Editor’s Note

The Ghost in the Machine Sleeps Tonight

Each new day brings fresh reports of developments in artificial intelligence—and deteriorations of the ethical boundaries within the widespread usage of this seemingly limitless technology. As of this writing, more than ninety lawsuits have been filed by creators, including many writers, against AI companies for copyright infringement. The most high-profile of them (so far), brought against Anthropic for its illegal training of the large language model Claude, is nearing completion, with payments to publishers and authors expected to begin in the fall. With that two-year-plus legal saga nearly over, we can all direct our attention to another class-action copyright infringement lawsuit, filed in May, that alleges Meta and its founder, Mark Zuckerberg, illegally used millions of copyrighted works to train the AI program Llama. At the same time, there is a level of panic and paranoia surrounding the publication of AI-generated books that reached its zenith (so far) when Hachette canceled the publication of the horror novel Shy Girl after allegations, confirmed by a thorough and thoroughly belated review of the book—presumably using AI to detect AI-generated text—that its author, Mia Ballard, relied on the technology to write it. Ballard has denied the allegations, saying that someone she hired to edit a previously self-published version of the novel had been the one to use AI. Such a violation—and the near-certainty that it is just the tip of the iceberg—prompted the Authors Guild to launch a Human Authored certification process, complete with a stamp of authenticity for authors who want to publicly proclaim that a human being did, in fact, write the text using only the limited technology of their very own brain.
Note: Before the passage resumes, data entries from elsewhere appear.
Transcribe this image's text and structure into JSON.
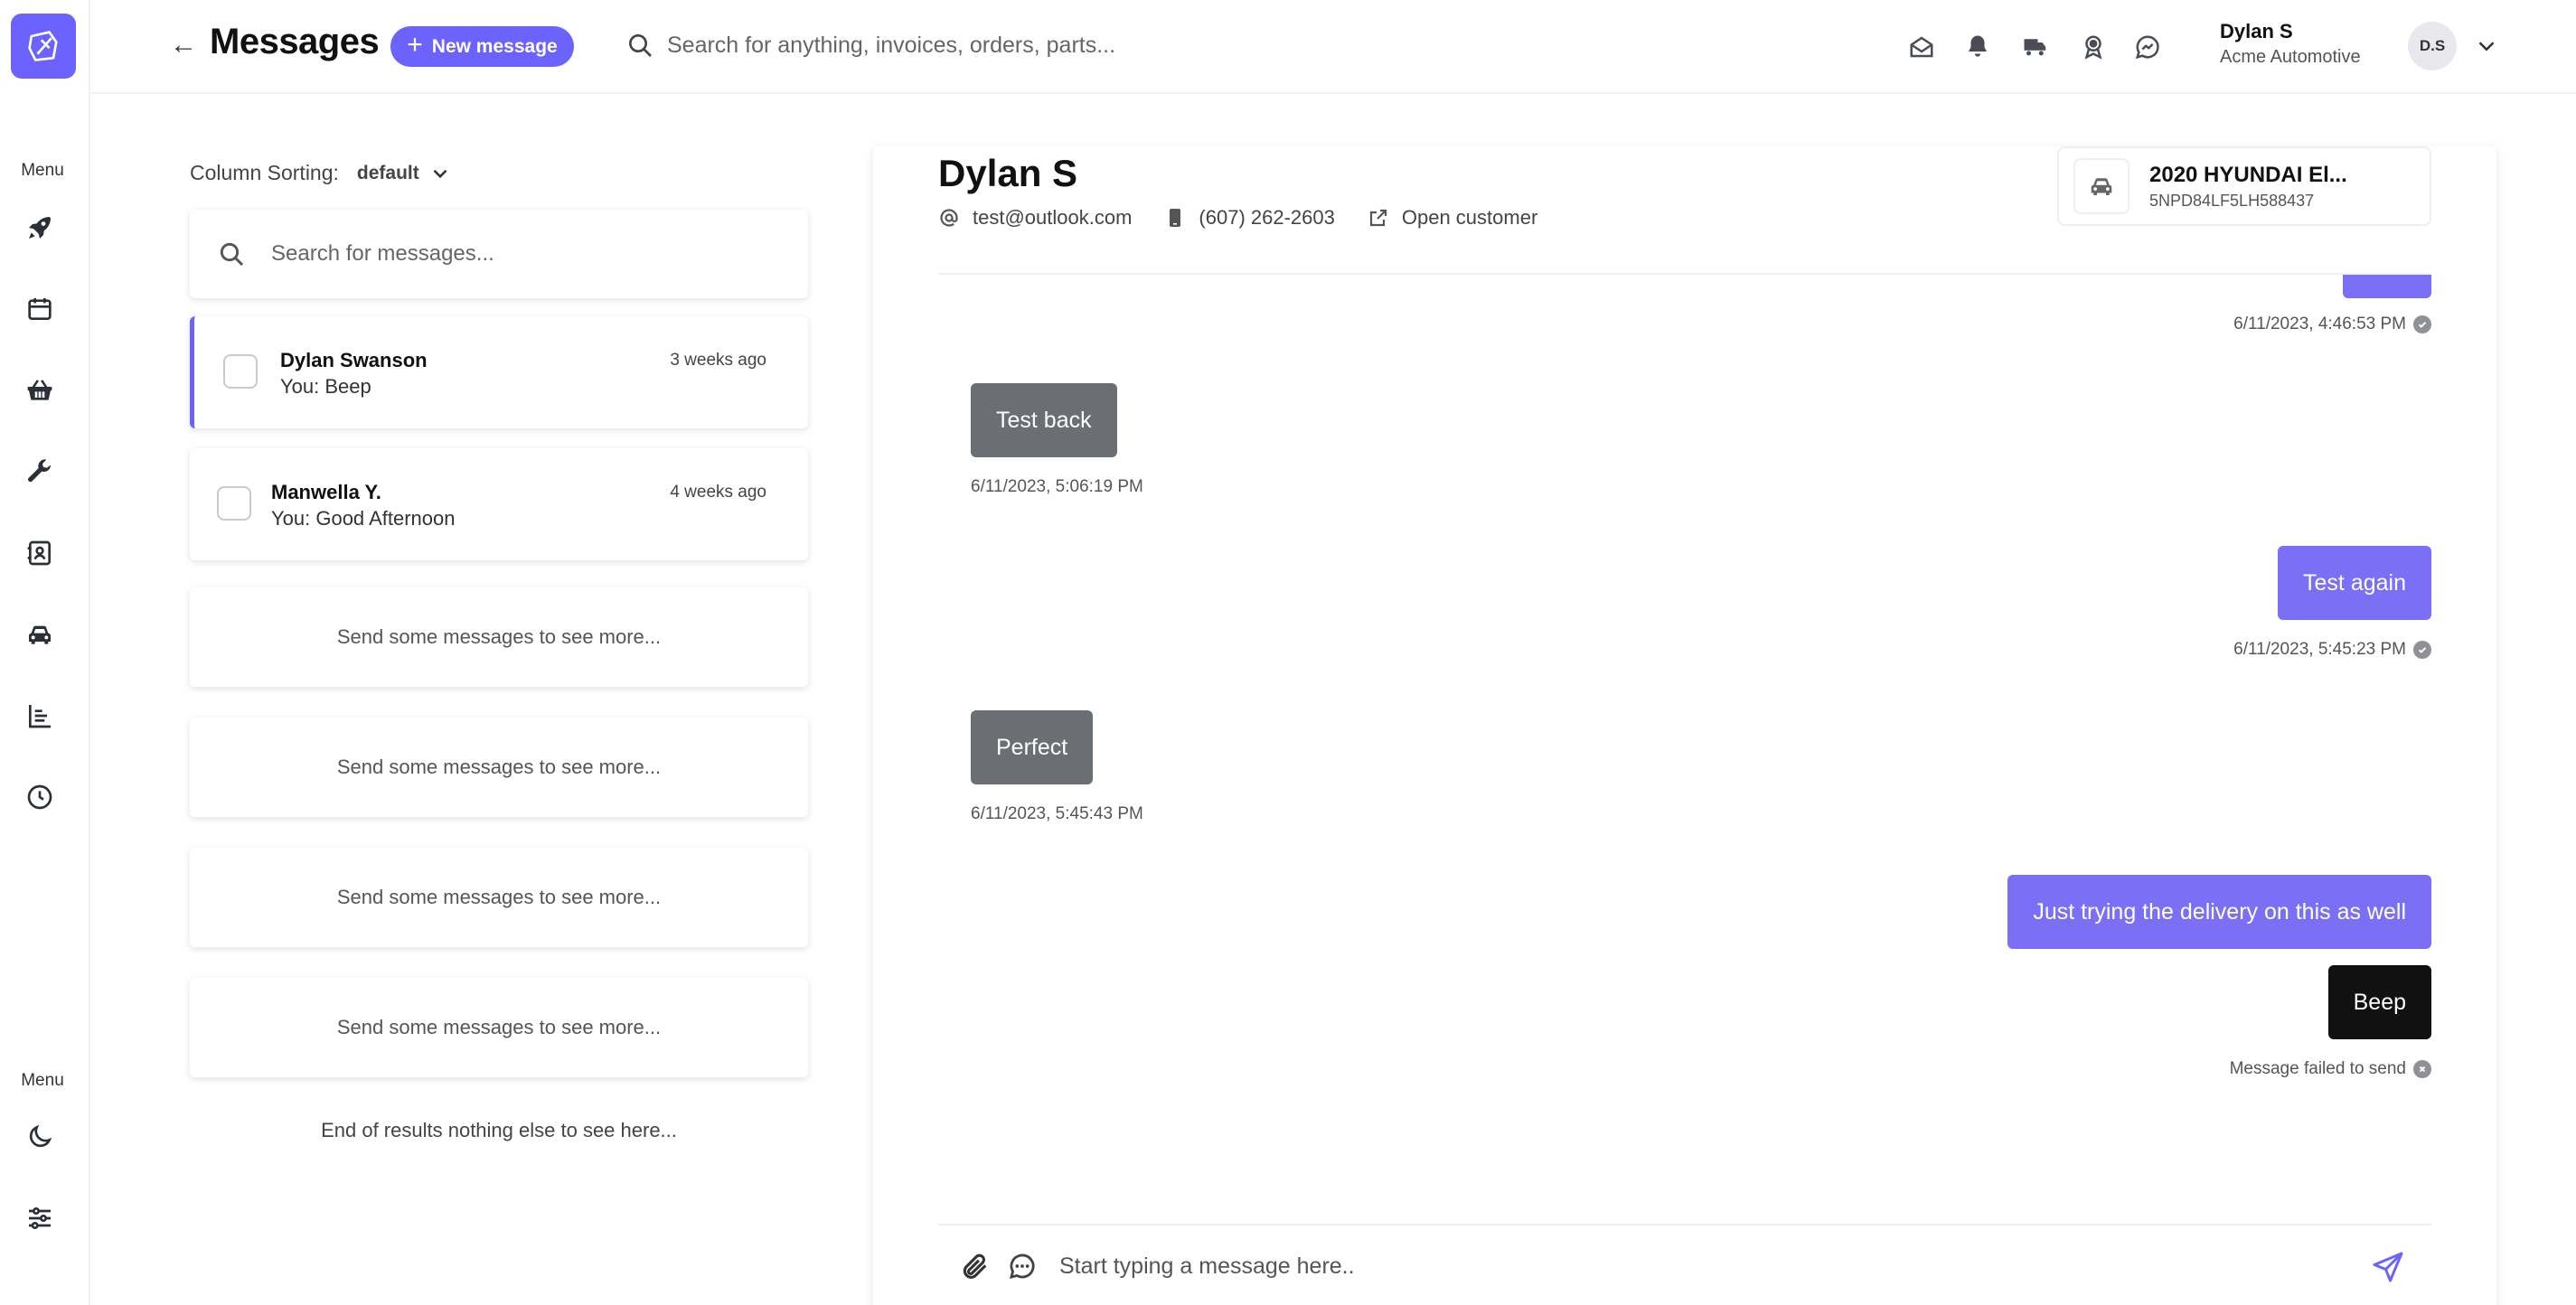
{
  "header": {
    "title": "Messages",
    "new_message_label": "New message",
    "search_placeholder": "Search for anything, invoices, orders, parts...",
    "user": {
      "name": "Dylan S",
      "company": "Acme Automotive",
      "initials": "D.S"
    }
  },
  "rail": {
    "top_label": "Menu",
    "bottom_label": "Menu",
    "items": [
      "rocket-icon",
      "calendar-icon",
      "basket-icon",
      "wrench-icon",
      "contacts-icon",
      "car-icon",
      "reports-icon",
      "clock-icon"
    ],
    "bottom_items": [
      "moon-icon",
      "sliders-icon"
    ]
  },
  "list": {
    "sort_label": "Column Sorting:",
    "sort_value": "default",
    "search_placeholder": "Search for messages...",
    "conversations": [
      {
        "name": "Dylan Swanson",
        "preview": "You: Beep",
        "time": "3 weeks ago",
        "active": true
      },
      {
        "name": "Manwella Y.",
        "preview": "You: Good Afternoon",
        "time": "4 weeks ago",
        "active": false
      }
    ],
    "placeholder_text": "Send some messages to see more...",
    "end_text": "End of results nothing else to see here..."
  },
  "chat": {
    "contact_name": "Dylan S",
    "email": "test@outlook.com",
    "phone": "(607) 262-2603",
    "open_customer_label": "Open customer",
    "vehicle": {
      "title": "2020 HYUNDAI El...",
      "vin": "5NPD84LF5LH588437"
    },
    "messages": [
      {
        "direction": "out",
        "text": "",
        "time": "6/11/2023, 4:46:53 PM",
        "status": "delivered"
      },
      {
        "direction": "in",
        "text": "Test back",
        "time": "6/11/2023, 5:06:19 PM"
      },
      {
        "direction": "out",
        "text": "Test again",
        "time": "6/11/2023, 5:45:23 PM",
        "status": "delivered"
      },
      {
        "direction": "in",
        "text": "Perfect",
        "time": "6/11/2023, 5:45:43 PM"
      },
      {
        "direction": "out",
        "text": "Just trying the delivery on this as well"
      },
      {
        "direction": "out",
        "text": "Beep",
        "status": "failed",
        "status_text": "Message failed to send"
      }
    ],
    "composer_placeholder": "Start typing a message here.."
  },
  "colors": {
    "accent": "#6c63ff",
    "outgoing_bubble": "#7b6ff5",
    "incoming_bubble": "#6b6e73",
    "failed_bubble": "#111111"
  }
}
This seems a good time to mention that the words you are reading were written by me, with no help from AI (beyond the spelling and grammar checks ubiquitous in word-processing software), and that the author agreement every contributor to this magazine must sign includes a clause affirming that they have not used any AI tools, software, or generators, including generative AI technology, to write, edit, or otherwise produce the writing we intend to publish. Beyond that, of course, I trust simply reading this magazine provides a strong indication of its human origin. I challenge anyone to read “To Grieve, to Mourn, to Sing, to Feel,” Destiny O. Birdsong’s stirring profile of poet Phillip B. Williams, and believe otherwise. Keep writing, fellow mortals.